Every buckle in the vehicle remained untouched.
Graham leaned close to my shoulder. “Does he always do that?”
“Breathe?”
“Make parking beside grapevines feel like a security operation?”
“Yes.”
Nick stepped out first and came around the hood to open my door.
Graham’s eyebrows lifted. Alina’s attention sharpened. Naomi, the traitor, looked delighted.
I stepped down before the moment could collect witnesses.
“Thank you,” I said, because manners had survived worse.
Nick’s hand brushed the air at my back, nowhere near touching. “Stay on the inside of the path.”
“To avoid what?”
“Graham.”
Behind us, Graham said, “I heard that.”
“Then stay where I can see you,” Nick replied.
The woman waiting at the entrance wore a cream colored jumpsuit, tortoiseshell glasses, and the terrifying calm of someone who could identify a wine flaw from across a room.
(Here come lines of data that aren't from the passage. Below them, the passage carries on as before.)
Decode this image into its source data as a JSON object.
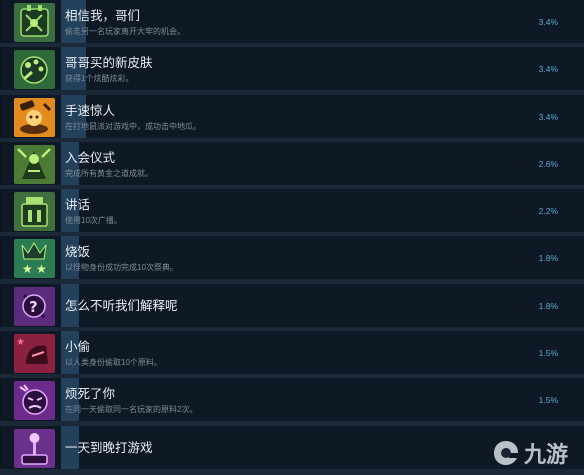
{
  "achievements": [
    {
      "title": "相信我，哥们",
      "desc": "偷走另一名玩家离开大牢的机会。",
      "percent": "3.4%",
      "icon": "cage-icon",
      "color": "#3a6b3f"
    },
    {
      "title": "哥哥买的新皮肤",
      "desc": "获得1个炫酷炫彩。",
      "percent": "3.4%",
      "icon": "palette-icon",
      "color": "#2e6b3a"
    },
    {
      "title": "手速惊人",
      "desc": "在打地鼠派对游戏中，成功击中地瓜。",
      "percent": "3.4%",
      "icon": "whack-mole-icon",
      "color": "#e08a1e"
    },
    {
      "title": "入会仪式",
      "desc": "完成所有黄金之道成就。",
      "percent": "2.6%",
      "icon": "robed-figure-icon",
      "color": "#4b7a35"
    },
    {
      "title": "讲话",
      "desc": "使用10次广播。",
      "percent": "2.2%",
      "icon": "podium-icon",
      "color": "#3d6e3c"
    },
    {
      "title": "烧饭",
      "desc": "以怪物身份成功完成10次祭典。",
      "percent": "1.8%",
      "icon": "monster-stars-icon",
      "color": "#2a7a52"
    },
    {
      "title": "怎么不听我们解释呢",
      "desc": "",
      "percent": "1.8%",
      "icon": "question-bubble-icon",
      "color": "#5b2b7a"
    },
    {
      "title": "小偷",
      "desc": "以人类身份偷取10个原料。",
      "percent": "1.5%",
      "icon": "thief-icon",
      "color": "#8a2040"
    },
    {
      "title": "烦死了你",
      "desc": "在同一天偷取同一名玩家的原料2次。",
      "percent": "1.5%",
      "icon": "angry-face-icon",
      "color": "#6b2a8a"
    },
    {
      "title": "一天到晚打游戏",
      "desc": "",
      "percent": "",
      "icon": "joystick-icon",
      "color": "#6a2f8a"
    }
  ],
  "watermark": {
    "text": "九游"
  }
}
Her name was Marieke Botha, and she managed the estate’s conservation partnerships with the crisp warmth of a person who had learned that wealthy people behaved better when given shade and excellent glassware.
“Welcome to Veld & Vine,” she said. “We’re honored to host Mara Khaya’s guests.”
Cufflink stepped forward. “Your export numbers are impressive for a boutique estate.”
The man was one corkscrew away from asking for a five-year growth forecast.
Marieke smiled. “Thank you. We prefer to think of ourselves as conservation-funded agriculture.”
Naomi leaned toward me. “I already like her.”
We began with the behind-the-scenes tour.
Marieke led us past the terrace and into the working side of the estate, where the polished guest areas gave way to cooler shadows and practical concrete floors.
The air changed at once. Outside, the morning had smelled of dust and vine leaves.
Inside, the cellar held oak, damp stone, yeast, and the faint tart sweetness of grape skins caught somewhere between fruit and fermentation.
Rows of barrels curved away into dimness, each one marked in white chalk. The temperature dropped enough to raise goose bumps along my forearms.
Nick noticed.
Of course he noticed.
A minute later, his khaki field jacket appeared in his hand, held out without comment as Marieke explained the first row of barrels.